30 year fixed mortgage rates are the safest options you have available to you. If you are planning to refinance your construction loan into long
term financing, 30 year fixed mortgage rates are your best bet in a good or bad economy. Most however preferred the sexy adjustable rate mortgages
or interest only mortgages, which led to many foreclosures.
The allure of very low mortgage payments for the first few years proved too enticing. People bought under the impression that housing prices
never declined. They thought that at some point in the near future, we will just refinance into a long term fixed mortgage.
Many prefer the 30 year fixed mortgage rates option because it gives them longer to pay off their loans, reducing their monthly payments. This
especially is an excellent option for new homeowners who have just completed their home building project with a construction to permanent loan,
as it is much easier to get it approved.
Another advantage of applying for a 30 year fixed mortgage rate is that the interest rates remain the same for the entire 30 years. In other
words it is not susceptible to changing markets rates. Also, a lot can happen over a 30 year span. Your salary could increase and this would
leave you with more disposable income!
Most new homeowners find this an excellent option because it gives them the basic framework of how much they are to pay every month as their
monthly mortgage payment. Since the monthly payment is stable, they don't worry about the prevalent market lending rates.

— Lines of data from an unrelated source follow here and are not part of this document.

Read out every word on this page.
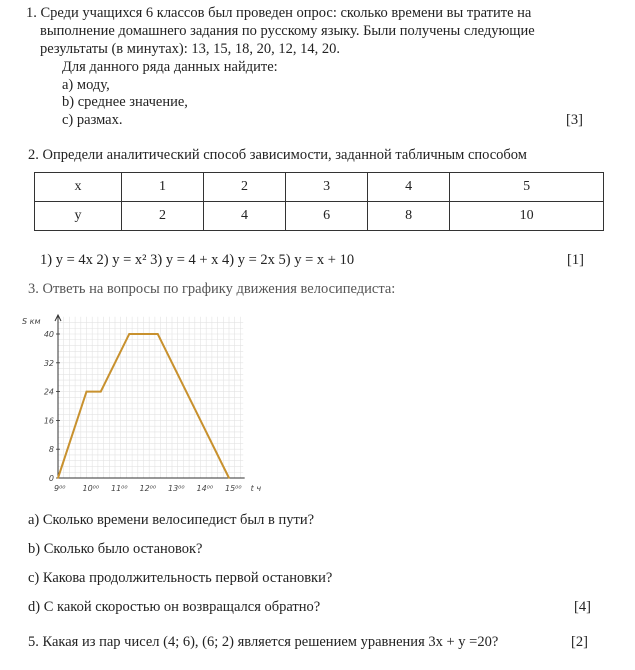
1. Среди учащихся 6 классов был проведен опрос: сколько времени вы тратите на
выполнение домашнего задания по русскому языку. Были получены следующие
результаты (в минутах): 13, 15, 18, 20, 12, 14, 20.
Для данного ряда данных найдите:
а) моду,
b) среднее значение,
с) размах.	[3]
2. Определи аналитический способ зависимости, заданной табличным способом
x	1	2	3	4	5
y	2	4	6	8	10
1) y = 4x 2) y = x² 3) y = 4 + x 4) y = 2x 5) y = x + 10	[1]
3. Ответь на вопросы по графику движения велосипедиста:
0
8
16
24
32
40
9⁰⁰ 10⁰⁰ 11⁰⁰ 12⁰⁰ 13⁰⁰ 14⁰⁰ 15⁰⁰
S км
t ч
а) Сколько времени велосипедист был в пути?
b) Сколько было остановок?
с) Какова продолжительность первой остановки?
d) С какой скоростью он возвращался обратно?	[4]
5. Какая из пар чисел (4; 6), (6; 2) является решением уравнения 3x + y =20?	[2]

However, before you apply for the loan, make sure you have all your expenses including debt payments listed. This should give you an idea of how much you can afford to pay.
The higher the down payment the lower your monthly payment will be. The interest on your loan will also reduce. This is because most lenders
calculate the interest rates on the outstanding balance of the loan.
If you only have a construction loan and are looking for permanent financing to lower your monthly payments, you can also, opt for a refinance to
30 year fixed mortgage rates. This will allow you to pay off your existing high interest rate construction loan balance and reduce your interest
rates with a conventional mortgage!
Don't make the mistake of only being concerned with rates and fees. You have to remove yourself from the equation and look at the big
It is best to check with your loan officer about the amount of your refinance so you don't request more than required for your situation. With a
refinance option for your newly constructed home you will be saving thousands in interest.
With good home equity you can borrow a little more than what your current balance and help pay off your debts! Acquiring 30 year fixed mortgage rates is the safest investment you can make in your families future.